Rob Pitts, presidente da Comissão do Condado de Fulton, disse em entrevista coletiva esta manhã que recebeu uma ligação na segunda-feira passada – dois dias antes de o FBI emitir um mandado criminal para apreender documentos eleitorais de 2020 – para avisá-lo de que, Geórgia O secretário de Estado Brad Raffensperger, o ex-deputado de Raffensperger Gabriel Sterling e outros no estado foram ameaçados de prisão iminente por agentes federais.
“Isso não aconteceu na segunda-feira”, disse Pitts. “Isso não aconteceu na terça-feira, mas eis que aconteceu na quarta-feira. FBI Mostra.”
Pitts não revelou quem ligou para ele, identificando-o apenas como alguém que conhecia de Washington DC, e o Guardian não informou ou confirmou que algum dos três funcionários esteja sob investigação.
O FBI manteve selo na declaração que as autoridades federais usaram para obter o mandado criminal.
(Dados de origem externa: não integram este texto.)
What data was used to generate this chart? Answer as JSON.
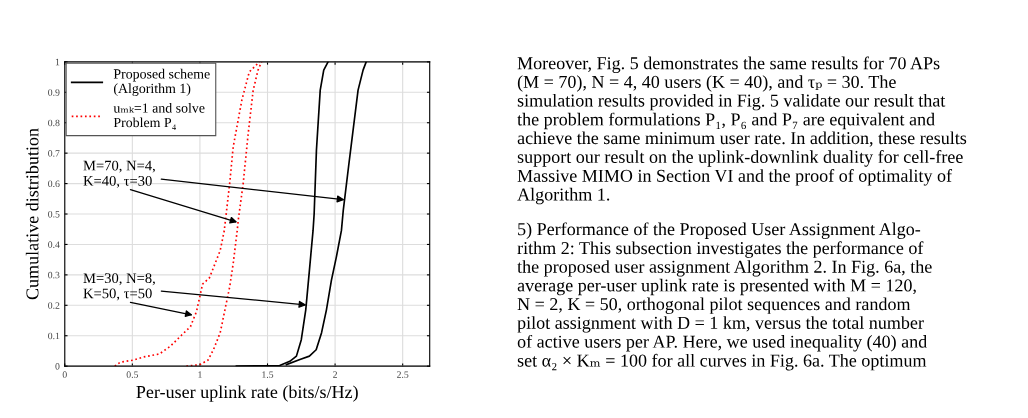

Pitts deu uma entrevista coletiva esta manhã para anunciar que o condado havia aberto um caso movimento Devolver as cédulas e outros materiais eleitorais e abrir o lacre dessa declaração.
“Como o assunto ainda está sob sigilo, não posso compartilhar o conteúdo da moção”, disse ele. “Usaremos todos os recursos disponíveis para lutar pelos seus votos e lutaremos usando todos os recursos contra aqueles que querem tomar conta das nossas eleições. A nossa Constituição também está em jogo nesta luta.”
A conferência ocorreu em meio a profunda confusão sobre uma operação sem precedentes que transformou a disputada eleição presidencial de 2020 em um caso criminal.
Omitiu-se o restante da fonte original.